Safety overview
Lending Agent is an AI-mediated consumer credit broking demo. A customer who has been offered finance at point of sale arrives via a one-time link, has a conversation with an agent, sees a decision, and (if approved) signs an agreement. The agent is powered by a large language model. The regulated outcomes (eligibility, disclosure, decision, audit) are not. The safety story rests on that separation.
This page is the entry point for technical reviewers, broker risk teams, retailer security teams, and auditors. Each linked sub-page is written to be readable on its own and to map cleanly to the relevant industry frameworks.
The architectural premise
Section titled “The architectural premise”The model is a narrator. Its job is to explain, gather information conversationally, and emit structured event tags that signal customer intent.
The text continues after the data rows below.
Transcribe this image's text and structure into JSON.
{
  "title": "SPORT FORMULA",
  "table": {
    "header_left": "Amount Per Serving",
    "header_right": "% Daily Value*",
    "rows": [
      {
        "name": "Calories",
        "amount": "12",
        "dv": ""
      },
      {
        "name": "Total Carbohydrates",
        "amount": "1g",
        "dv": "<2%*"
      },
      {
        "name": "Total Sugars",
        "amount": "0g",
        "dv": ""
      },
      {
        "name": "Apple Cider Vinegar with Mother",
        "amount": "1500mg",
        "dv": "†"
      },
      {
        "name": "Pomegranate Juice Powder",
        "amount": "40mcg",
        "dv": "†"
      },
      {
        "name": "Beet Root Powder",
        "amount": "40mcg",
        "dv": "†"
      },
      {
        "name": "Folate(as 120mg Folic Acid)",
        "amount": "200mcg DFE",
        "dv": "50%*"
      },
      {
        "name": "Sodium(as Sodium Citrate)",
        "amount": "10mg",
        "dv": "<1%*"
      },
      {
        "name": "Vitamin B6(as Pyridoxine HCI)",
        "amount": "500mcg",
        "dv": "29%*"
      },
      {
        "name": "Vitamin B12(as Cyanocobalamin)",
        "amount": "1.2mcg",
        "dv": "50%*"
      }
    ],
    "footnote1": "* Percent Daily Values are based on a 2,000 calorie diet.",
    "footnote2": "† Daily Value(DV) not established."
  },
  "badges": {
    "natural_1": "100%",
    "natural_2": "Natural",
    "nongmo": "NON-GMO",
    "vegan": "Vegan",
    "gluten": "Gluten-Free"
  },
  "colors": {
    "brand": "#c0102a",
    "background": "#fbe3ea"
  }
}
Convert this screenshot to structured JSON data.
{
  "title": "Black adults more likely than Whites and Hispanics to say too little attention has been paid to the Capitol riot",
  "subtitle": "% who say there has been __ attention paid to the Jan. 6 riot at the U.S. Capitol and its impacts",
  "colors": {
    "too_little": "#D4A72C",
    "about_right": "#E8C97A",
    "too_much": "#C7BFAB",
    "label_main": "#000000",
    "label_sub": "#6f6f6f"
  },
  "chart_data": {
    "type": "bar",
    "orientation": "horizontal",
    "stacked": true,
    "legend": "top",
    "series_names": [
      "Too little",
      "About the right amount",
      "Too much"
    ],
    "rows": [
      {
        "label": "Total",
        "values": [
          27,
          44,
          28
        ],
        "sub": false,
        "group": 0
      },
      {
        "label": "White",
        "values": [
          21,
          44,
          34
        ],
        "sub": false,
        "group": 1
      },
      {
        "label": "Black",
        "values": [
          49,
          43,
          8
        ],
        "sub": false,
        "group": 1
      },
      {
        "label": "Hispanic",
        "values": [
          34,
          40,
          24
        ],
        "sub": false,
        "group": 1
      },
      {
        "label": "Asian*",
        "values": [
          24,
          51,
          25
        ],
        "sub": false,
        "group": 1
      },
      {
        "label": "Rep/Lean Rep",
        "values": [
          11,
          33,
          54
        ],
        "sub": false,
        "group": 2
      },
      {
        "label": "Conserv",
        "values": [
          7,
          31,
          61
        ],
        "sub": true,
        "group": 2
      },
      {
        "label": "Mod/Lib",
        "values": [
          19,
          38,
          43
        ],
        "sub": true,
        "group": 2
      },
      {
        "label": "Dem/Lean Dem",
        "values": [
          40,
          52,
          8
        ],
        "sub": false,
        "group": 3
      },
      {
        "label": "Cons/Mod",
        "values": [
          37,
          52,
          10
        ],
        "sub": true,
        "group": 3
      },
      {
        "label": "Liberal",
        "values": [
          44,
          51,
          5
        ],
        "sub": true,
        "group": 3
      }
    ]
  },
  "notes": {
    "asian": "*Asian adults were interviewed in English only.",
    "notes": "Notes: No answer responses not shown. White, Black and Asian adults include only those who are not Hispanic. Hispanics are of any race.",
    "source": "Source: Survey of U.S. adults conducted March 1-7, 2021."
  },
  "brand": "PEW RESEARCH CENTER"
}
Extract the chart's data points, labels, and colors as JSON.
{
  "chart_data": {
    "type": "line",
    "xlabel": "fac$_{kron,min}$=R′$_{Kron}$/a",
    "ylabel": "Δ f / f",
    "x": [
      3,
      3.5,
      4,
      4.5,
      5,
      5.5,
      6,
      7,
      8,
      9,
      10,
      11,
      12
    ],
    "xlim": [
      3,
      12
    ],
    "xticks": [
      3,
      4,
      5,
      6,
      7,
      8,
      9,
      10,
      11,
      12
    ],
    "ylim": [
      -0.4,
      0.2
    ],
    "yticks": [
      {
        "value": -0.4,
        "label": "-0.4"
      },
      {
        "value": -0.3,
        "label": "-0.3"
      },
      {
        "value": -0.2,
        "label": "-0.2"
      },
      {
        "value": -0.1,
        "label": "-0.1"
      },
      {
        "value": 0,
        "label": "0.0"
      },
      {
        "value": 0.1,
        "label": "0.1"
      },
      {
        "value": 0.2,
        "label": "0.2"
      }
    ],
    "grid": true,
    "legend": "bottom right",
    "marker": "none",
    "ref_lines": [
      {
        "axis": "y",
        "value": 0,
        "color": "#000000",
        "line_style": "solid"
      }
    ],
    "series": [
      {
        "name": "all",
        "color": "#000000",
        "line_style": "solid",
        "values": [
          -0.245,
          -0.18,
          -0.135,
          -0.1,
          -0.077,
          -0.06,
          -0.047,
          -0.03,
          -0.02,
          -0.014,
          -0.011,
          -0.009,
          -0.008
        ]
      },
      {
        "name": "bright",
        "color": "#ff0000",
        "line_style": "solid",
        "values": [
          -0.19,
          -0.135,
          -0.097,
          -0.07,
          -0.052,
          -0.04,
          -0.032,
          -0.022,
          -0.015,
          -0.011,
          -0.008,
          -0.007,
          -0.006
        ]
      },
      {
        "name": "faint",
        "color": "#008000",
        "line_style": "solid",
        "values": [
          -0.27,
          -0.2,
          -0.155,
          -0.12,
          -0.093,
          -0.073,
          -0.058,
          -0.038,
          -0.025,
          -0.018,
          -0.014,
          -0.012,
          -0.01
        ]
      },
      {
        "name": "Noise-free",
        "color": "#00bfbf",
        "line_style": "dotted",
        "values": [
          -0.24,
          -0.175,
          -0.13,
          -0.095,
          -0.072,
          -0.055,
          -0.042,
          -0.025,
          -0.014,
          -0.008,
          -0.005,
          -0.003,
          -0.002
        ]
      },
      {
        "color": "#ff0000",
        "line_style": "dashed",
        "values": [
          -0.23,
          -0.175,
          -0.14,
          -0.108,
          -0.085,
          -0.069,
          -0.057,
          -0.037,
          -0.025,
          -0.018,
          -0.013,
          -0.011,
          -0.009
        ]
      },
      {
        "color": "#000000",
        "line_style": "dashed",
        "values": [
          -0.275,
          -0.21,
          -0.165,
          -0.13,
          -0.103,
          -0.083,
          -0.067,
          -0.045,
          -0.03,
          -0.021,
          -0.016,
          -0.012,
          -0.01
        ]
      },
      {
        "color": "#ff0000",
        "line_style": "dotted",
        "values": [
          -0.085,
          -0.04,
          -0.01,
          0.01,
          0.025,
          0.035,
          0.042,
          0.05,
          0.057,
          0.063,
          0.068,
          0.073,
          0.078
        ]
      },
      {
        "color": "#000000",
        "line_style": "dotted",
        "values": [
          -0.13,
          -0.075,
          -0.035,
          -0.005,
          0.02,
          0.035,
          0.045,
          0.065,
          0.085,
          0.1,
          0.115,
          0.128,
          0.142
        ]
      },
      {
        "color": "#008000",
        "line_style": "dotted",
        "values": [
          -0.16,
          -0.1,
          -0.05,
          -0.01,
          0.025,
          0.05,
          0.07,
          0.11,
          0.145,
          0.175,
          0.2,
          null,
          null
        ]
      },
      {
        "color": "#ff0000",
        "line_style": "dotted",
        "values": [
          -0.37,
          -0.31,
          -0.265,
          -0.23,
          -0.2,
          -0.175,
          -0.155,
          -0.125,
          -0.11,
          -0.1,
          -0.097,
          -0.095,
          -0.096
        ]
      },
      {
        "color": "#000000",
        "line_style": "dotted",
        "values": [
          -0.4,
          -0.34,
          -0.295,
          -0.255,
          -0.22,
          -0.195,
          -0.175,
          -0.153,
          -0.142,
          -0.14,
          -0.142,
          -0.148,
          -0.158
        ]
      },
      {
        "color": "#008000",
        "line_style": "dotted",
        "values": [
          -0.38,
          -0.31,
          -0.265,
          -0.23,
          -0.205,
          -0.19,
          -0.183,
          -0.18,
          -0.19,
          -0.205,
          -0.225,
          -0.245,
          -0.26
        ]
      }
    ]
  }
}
The model never decides whether the customer is eligible, never composes the wording of a regulated disclosure, and never submits a credit application on its own authority.
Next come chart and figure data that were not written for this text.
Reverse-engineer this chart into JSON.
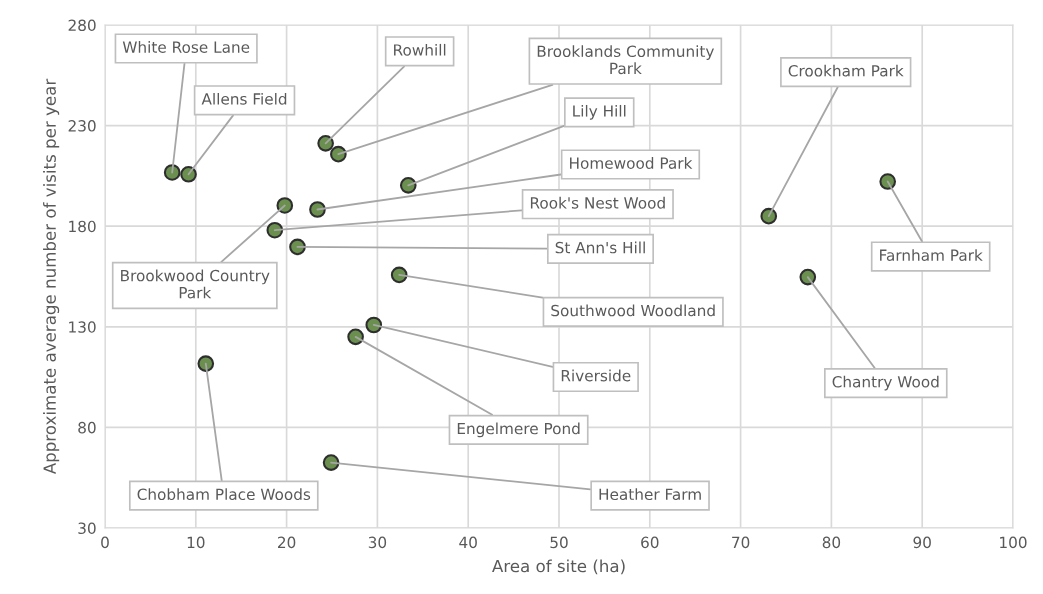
{
  "chart_data": {
    "type": "scatter",
    "xlabel": "Area of site (ha)",
    "ylabel": "Approximate average number of visits per year",
    "x": [
      7.4,
      9.2,
      24.3,
      25.7,
      33.4,
      23.4,
      19.8,
      18.7,
      21.2,
      32.4,
      29.6,
      27.6,
      11.1,
      24.9,
      73.1,
      86.2,
      77.4
    ],
    "series": [
      {
        "color": "#6a8f4f",
        "values": [
          206.7,
          205.8,
          221.2,
          215.8,
          200.3,
          188.3,
          190.3,
          178,
          169.7,
          155.8,
          130.9,
          125,
          111.7,
          62.5,
          185,
          202.2,
          154.7
        ]
      }
    ],
    "annotations": [
      {
        "text": "White Rose Lane",
        "x": 7.4,
        "y": 206.7
      },
      {
        "text": "Allens Field",
        "x": 9.2,
        "y": 205.8
      },
      {
        "text": "Rowhill",
        "x": 24.3,
        "y": 221.2
      },
      {
        "text": "Brooklands Community\nPark",
        "x": 25.7,
        "y": 215.8
      },
      {
        "text": "Lily Hill",
        "x": 33.4,
        "y": 200.3
      },
      {
        "text": "Homewood Park",
        "x": 23.4,
        "y": 188.3
      },
      {
        "text": "Brookwood Country\nPark",
        "x": 19.8,
        "y": 190.3
      },
      {
        "text": "Rook's Nest Wood",
        "x": 18.7,
        "y": 178
      },
      {
        "text": "St Ann's Hill",
        "x": 21.2,
        "y": 169.7
      },
      {
        "text": "Southwood Woodland",
        "x": 32.4,
        "y": 155.8
      },
      {
        "text": "Riverside",
        "x": 29.6,
        "y": 130.9
      },
      {
        "text": "Engelmere Pond",
        "x": 27.6,
        "y": 125
      },
      {
        "text": "Chobham Place Woods",
        "x": 11.1,
        "y": 111.7
      },
      {
        "text": "Heather Farm",
        "x": 24.9,
        "y": 62.5
      },
      {
        "text": "Crookham Park",
        "x": 73.1,
        "y": 185
      },
      {
        "text": "Farnham Park",
        "x": 86.2,
        "y": 202.2
      },
      {
        "text": "Chantry Wood",
        "x": 77.4,
        "y": 154.7
      }
    ],
    "xlim": [
      0,
      100
    ],
    "xticks": [
      0,
      10,
      20,
      30,
      40,
      50,
      60,
      70,
      80,
      90,
      100
    ],
    "ylim": [
      30,
      280
    ],
    "yticks": [
      30,
      80,
      130,
      180,
      230,
      280
    ],
    "grid": true,
    "marker": "circle"
  }
}
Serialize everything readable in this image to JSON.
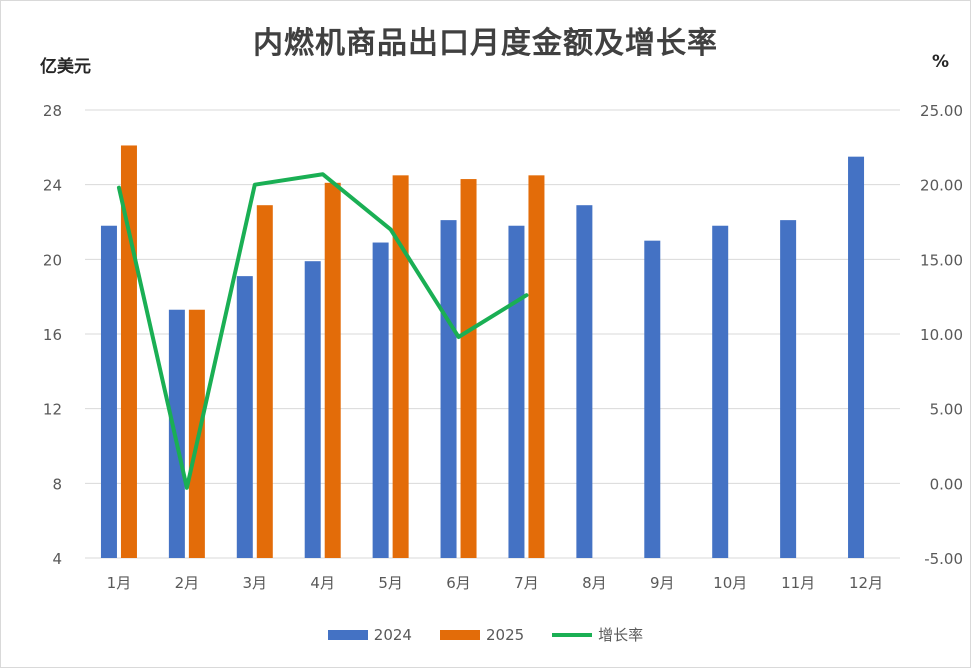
{
  "chart_data": {
    "type": "bar",
    "title": "内燃机商品出口月度金额及增长率",
    "ylabel": "亿美元",
    "y2label": "%",
    "categories": [
      "1月",
      "2月",
      "3月",
      "4月",
      "5月",
      "6月",
      "7月",
      "8月",
      "9月",
      "10月",
      "11月",
      "12月"
    ],
    "ylim": [
      4,
      28
    ],
    "yticks": [
      "28",
      "24",
      "20",
      "16",
      "12",
      "8",
      "4"
    ],
    "y2lim": [
      -5,
      25
    ],
    "y2ticks": [
      "25.00",
      "20.00",
      "15.00",
      "10.00",
      "5.00",
      "0.00",
      "-5.00"
    ],
    "series": [
      {
        "name": "2024",
        "type": "bar",
        "color": "#4472c4",
        "values": [
          21.8,
          17.3,
          19.1,
          19.9,
          20.9,
          22.1,
          21.8,
          22.9,
          21.0,
          21.8,
          22.1,
          25.5
        ]
      },
      {
        "name": "2025",
        "type": "bar",
        "color": "#e36c09",
        "values": [
          26.1,
          17.3,
          22.9,
          24.1,
          24.5,
          24.3,
          24.5,
          null,
          null,
          null,
          null,
          null
        ]
      },
      {
        "name": "增长率",
        "type": "line",
        "axis": "right",
        "color": "#1aaf54",
        "values": [
          19.8,
          -0.3,
          20.0,
          20.7,
          17.0,
          9.8,
          12.6,
          null,
          null,
          null,
          null,
          null
        ]
      }
    ],
    "grid": true,
    "legend": "bottom"
  }
}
A deterministic reconciliation pipeline (see lib/reconcile.ts) sits between the model’s output and any state change. Three rules in that file decide whether a consent flag is recorded, whether a pre-contract document is presented, and whether the credit waterfall actually runs. If the model says something inconsistent with the rules, the rules win.
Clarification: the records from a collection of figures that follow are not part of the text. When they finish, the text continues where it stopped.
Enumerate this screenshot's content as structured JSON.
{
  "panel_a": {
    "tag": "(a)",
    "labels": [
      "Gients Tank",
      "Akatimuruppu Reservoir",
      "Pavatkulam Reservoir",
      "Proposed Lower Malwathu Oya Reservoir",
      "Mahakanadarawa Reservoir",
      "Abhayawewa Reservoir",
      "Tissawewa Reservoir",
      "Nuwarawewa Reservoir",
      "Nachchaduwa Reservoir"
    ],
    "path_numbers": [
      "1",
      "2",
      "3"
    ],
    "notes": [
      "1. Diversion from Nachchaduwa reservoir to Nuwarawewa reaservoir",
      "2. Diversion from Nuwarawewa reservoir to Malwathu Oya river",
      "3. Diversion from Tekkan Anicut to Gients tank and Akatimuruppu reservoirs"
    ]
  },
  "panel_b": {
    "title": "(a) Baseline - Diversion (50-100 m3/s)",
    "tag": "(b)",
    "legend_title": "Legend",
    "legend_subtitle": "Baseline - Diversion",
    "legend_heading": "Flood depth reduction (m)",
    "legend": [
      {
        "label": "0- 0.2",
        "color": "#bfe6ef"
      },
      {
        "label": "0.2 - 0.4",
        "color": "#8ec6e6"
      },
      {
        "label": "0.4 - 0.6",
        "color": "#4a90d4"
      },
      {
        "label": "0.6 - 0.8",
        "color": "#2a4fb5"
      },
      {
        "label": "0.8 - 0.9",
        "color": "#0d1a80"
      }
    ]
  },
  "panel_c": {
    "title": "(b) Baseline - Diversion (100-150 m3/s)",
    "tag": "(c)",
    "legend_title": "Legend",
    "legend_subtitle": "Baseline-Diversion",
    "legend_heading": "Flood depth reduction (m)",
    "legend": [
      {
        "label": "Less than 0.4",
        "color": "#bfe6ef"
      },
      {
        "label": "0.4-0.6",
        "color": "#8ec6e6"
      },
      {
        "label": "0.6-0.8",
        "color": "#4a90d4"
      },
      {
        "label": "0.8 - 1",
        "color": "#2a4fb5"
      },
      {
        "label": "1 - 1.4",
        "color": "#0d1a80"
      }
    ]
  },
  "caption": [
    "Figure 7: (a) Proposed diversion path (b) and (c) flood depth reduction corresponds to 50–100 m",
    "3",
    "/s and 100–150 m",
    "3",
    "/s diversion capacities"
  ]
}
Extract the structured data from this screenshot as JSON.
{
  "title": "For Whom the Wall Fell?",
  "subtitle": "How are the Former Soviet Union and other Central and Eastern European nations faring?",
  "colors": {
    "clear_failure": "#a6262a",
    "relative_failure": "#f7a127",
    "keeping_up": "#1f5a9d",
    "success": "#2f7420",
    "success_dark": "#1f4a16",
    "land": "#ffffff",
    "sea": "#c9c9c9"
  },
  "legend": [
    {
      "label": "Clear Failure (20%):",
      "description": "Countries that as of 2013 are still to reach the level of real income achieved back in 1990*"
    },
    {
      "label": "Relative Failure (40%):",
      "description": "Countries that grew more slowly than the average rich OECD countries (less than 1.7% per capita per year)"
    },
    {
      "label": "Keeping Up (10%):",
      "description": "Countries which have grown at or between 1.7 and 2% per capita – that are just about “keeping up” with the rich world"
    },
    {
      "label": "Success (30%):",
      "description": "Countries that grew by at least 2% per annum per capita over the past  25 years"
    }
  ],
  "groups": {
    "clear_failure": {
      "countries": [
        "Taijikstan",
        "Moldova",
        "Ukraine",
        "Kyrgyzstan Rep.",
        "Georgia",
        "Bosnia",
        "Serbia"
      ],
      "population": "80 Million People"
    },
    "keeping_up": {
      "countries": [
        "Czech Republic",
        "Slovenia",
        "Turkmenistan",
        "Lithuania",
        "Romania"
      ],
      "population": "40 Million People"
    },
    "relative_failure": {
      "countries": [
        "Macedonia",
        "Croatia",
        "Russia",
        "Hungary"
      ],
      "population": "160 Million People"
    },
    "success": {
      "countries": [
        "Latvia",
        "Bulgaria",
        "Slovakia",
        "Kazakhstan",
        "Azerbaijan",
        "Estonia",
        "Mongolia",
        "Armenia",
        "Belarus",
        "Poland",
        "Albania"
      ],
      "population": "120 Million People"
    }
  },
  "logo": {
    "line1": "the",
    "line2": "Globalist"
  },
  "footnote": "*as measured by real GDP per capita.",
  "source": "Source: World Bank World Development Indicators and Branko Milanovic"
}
The decision-engine itself is a deterministic waterfall. Quote, APR, monthly payment, total payable, and approval status come from the engine, not from generated prose. Disclosure bodies are stored verbatim in lib/disclosures.ts and rendered by the UI when the model emits a present_disclosure tag. The model can request a disclosure by id; it cannot author one.
This is the same separation-of-concerns pattern you find in any safety-critical system that mixes a probabilistic component with a deterministic one: keep the probabilistic part out of the trust boundary.
Mapping to industry frameworks
Section titled “Mapping to industry frameworks”The design maps cleanly onto two widely-cited frameworks for AI risk.
The NIST AI Risk Management Framework (AI RMF 1.0) organises AI risk into four functions: Govern, Map, Measure, Manage. Lending Agent addresses each:
- Govern: explicit ownership of the regulated surfaces (decision-engine, disclosures, audit trail) by code, not by prompt. System prompts in
lib/system-prompts.tsare versioned and reviewable. - Map: the threat model page enumerates adversaries, surfaces, and trust boundaries.
- Measure: a replay engine runs deterministic scenario suites against any candidate model and prompt combination, producing per-deployment evidence. See model evaluations.
- Manage: fail-safe defaults (the application does not submit unless every gate passes), withdraw-at-any-time, and audit logging in
lib/audit.tsprovide the day-two operational controls.
The OWASP Top 10 for LLM Applications frames the threat surface specific to LLM-powered apps. The relevant entries and how Lending Agent answers them:
- LLM01 Prompt Injection: structured event tags, reconciliation, and verbatim UI rendering remove the model from the trust path. See prompt injection.
- LLM02 Insecure Output Handling: the parser in
lib/parser.tstreats model output as untrusted and validates tag shape, ids, and arity before any side effect. - LLM06 Sensitive Information Disclosure: regulated content is never composed by the model. See hallucination.
- LLM08 Excessive Agency: the model has no tools that can write to the decision-engine or send the application. The state machine submits, not the agent.
- LLM09 Overreliance: the replay engine and audit log let a reviewer reconstruct any decision without trusting the model’s narration.
Where regulated content lives
Section titled “Where regulated content lives”A short and deliberate list:
- Eligibility and decision come from the deterministic decision-engine. The model is not in the loop.
- Pre-contract disclosures, adequate explanations, SECCI are stored verbatim in source and rendered by the UI when triggered by an event tag.
- Quotes, APR, monthly payment, total payable are calculated by the engine. The model only narrates them.
- Audit evidence is appended by code on every state transition, capturing what the customer was shown, when, and what they consented to.
How a reviewer should read the rest of this section
Section titled “How a reviewer should read the rest of this section”Start with the threat model for the adversary view. Prompt injection and hallucination work through the two most-cited LLM risks in concrete terms. The fail-safe state machine page explains the reconciliation pipeline in detail. Empty-turn protection covers a small but important class of bugs that, untreated, can be safety bugs. Vulnerable customer protection maps the design to FCA FG21/1. Model evaluations closes with how to use the replay engine for ongoing assurance.
The intended outcome of reading this section is that a reviewer can answer, with reference to specific files: who can change what, what stops the model from doing something it shouldn’t, and what evidence exists after the fact.
The safety design described here sits underneath the regulatory and privacy controls described elsewhere in the docs. For the rule context (Consumer Duty, CONC, PRIN, SMCR, FCA AI strategy) see the regulatory section; for the privacy and data-protection layer (UK GDPR as amended by DUAA, DPIA, retention, sub-processors, PECR) see the privacy section.